Monte Solberg writes an extraordinary piece today, addressing the three words which have always justified every single terrible thing done by any government, anywhere:
He means well.
Monte writes humourously about Ken Dryden’s hockey career, and Stephan Dion’s tilting at environmental windmills, but his message is deeply serious. Every violation of an individual’s rights by The State, and indeed every flawed “liberal” argument, is justified by those frightening words. Try to dispute any “liberal” policy, from the Gun Registry to Medicare to Equalization Payments to Peacekeeping, and you will be attacked for lacking in good intentions.
I regret this generalization, but socialists–and perhaps some religiously-minded conservatives–sometimes act as if their good intentions were all that mattered. We should care about sick people! And so it becomes illegal to pay for your own health care. We should care about crime victims! And so duckhunters and farmers, not to mention taxpayers, must be legislated into a prince’s ransom of a gun registry. We should care about the environment! And so the economy must be held hostage by innumerate Hockey Sticks of global warming fantasy.

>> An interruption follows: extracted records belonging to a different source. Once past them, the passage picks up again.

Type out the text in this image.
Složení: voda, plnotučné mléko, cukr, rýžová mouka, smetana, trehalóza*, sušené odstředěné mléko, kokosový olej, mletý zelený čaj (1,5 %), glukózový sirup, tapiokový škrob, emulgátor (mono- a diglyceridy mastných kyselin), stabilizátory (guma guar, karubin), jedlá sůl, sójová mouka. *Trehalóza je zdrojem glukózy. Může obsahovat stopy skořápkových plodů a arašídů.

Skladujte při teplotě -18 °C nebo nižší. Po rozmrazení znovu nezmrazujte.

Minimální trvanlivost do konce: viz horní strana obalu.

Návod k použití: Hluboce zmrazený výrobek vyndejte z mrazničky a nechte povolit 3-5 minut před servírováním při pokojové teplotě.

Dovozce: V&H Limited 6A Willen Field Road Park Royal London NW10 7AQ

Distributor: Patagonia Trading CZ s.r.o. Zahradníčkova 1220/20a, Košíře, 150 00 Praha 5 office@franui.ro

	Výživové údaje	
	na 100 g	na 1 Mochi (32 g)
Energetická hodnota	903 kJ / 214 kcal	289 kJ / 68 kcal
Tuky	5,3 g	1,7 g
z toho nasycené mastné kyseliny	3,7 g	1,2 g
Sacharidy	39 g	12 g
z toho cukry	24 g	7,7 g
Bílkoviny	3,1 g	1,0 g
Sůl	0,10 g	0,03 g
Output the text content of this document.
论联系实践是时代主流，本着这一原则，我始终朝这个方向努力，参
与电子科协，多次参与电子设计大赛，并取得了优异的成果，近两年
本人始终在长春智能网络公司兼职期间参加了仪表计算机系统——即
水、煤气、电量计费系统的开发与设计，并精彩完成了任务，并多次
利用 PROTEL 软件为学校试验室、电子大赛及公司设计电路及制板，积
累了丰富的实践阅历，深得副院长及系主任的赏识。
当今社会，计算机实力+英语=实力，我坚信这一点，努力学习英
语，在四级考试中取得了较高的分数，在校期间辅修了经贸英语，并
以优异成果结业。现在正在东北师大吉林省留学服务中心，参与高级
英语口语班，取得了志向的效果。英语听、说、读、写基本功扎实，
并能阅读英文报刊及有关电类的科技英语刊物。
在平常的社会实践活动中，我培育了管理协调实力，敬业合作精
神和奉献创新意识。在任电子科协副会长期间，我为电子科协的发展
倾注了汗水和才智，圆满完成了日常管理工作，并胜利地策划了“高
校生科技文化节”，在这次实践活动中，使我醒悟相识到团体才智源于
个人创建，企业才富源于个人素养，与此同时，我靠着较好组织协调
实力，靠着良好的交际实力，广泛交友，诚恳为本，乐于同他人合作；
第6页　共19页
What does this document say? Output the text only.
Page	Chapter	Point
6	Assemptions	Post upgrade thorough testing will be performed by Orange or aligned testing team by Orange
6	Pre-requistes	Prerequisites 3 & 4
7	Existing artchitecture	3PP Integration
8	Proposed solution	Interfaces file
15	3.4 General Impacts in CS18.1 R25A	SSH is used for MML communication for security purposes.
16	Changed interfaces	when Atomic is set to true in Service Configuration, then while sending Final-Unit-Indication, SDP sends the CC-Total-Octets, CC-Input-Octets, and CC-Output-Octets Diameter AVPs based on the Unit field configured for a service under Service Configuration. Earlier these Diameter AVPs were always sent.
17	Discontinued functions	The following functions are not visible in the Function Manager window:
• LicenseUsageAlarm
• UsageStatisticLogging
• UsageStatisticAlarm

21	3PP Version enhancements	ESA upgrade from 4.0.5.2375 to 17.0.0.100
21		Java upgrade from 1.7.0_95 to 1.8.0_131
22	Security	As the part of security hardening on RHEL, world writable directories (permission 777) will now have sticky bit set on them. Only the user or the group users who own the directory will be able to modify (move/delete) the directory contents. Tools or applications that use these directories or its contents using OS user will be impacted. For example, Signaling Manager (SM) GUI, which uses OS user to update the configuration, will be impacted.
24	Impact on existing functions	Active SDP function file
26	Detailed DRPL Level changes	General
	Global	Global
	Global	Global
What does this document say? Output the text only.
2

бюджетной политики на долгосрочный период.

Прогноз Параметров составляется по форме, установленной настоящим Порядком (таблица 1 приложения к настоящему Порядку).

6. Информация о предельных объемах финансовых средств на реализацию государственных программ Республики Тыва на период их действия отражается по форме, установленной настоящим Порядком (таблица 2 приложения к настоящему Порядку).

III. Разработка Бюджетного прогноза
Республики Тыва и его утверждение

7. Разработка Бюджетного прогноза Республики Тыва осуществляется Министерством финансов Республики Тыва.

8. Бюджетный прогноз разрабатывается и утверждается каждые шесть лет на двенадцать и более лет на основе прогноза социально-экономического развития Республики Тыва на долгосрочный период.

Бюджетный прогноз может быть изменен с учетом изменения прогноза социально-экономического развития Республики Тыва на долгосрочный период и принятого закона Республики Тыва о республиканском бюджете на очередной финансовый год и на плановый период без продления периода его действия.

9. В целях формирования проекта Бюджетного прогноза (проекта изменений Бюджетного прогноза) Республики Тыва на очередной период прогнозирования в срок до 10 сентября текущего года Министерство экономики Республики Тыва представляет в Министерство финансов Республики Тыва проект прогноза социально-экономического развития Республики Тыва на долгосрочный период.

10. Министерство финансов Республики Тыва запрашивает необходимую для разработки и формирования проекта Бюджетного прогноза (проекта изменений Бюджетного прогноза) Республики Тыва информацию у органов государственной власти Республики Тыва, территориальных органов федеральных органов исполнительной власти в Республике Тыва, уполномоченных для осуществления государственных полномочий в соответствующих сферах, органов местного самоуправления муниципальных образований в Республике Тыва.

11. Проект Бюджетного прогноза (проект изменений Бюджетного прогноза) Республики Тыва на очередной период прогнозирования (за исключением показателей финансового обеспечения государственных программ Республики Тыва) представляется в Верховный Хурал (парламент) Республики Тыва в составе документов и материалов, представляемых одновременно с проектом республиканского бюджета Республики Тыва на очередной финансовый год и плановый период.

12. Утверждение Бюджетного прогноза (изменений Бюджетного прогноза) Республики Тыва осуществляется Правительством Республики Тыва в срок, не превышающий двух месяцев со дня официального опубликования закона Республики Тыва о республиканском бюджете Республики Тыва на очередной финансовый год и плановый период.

Although conservative commentators (er, including me) can be carried away on flights of rhetorical fancy, to the extent of sometime accusing their liberal “foes” of being evil, I think liberals really do mean well. I think that Liberals and New Democrats honestly hope to make the country better, and believe that they pursue noble ends (although I would add that much socialism does appear motivated by envy and rage). But their good intentions do not substitute for good judgement. More importantly, good intentions do not justify bad behaviour: it ought not be good enough, when Liberals and Dippers are confronted by the poor outcomes of their noble plans, for them to cry loudly about their own blessed ends and the Tories’ hidden agenda. But we see this all the time: when the Tories confronted the Liberals with their actual record during the last federal election, the Liberals responded by attacking the Tories’ supposed evil intentions (including, but not limited to, hurting pregnant women, polluting the air, declaring war on everybody, and, if memory serves, shooting television viewers).
I wish I were a better writer, to capture what I mean to say here without resorting to cliche. But still, my intentions were good…
As an afterthought, I am enormously heartened by Monte’s position, by his “sense of life” if you will. Harper captured much the same libertarian-ness a while ago, in a discussion about smoking and alcohol use: “People are going to have a drink and have a smoke and that’s kind of the way life is going to be.” This kind of approach seems all-too-rare in Nanny State Canada, and it deserves to be rewarded. I know Jay Currie and The Flea have rejected the Tory Party because of the latter’s anti-gay posturing. I agree that the anti-SSM plank in the Tory platform is morally wrong. But I wonder if pro-SSM libertarians might be encouraged to support the only reasonably electable party in Canada that could field a candidate like Monte Solberg?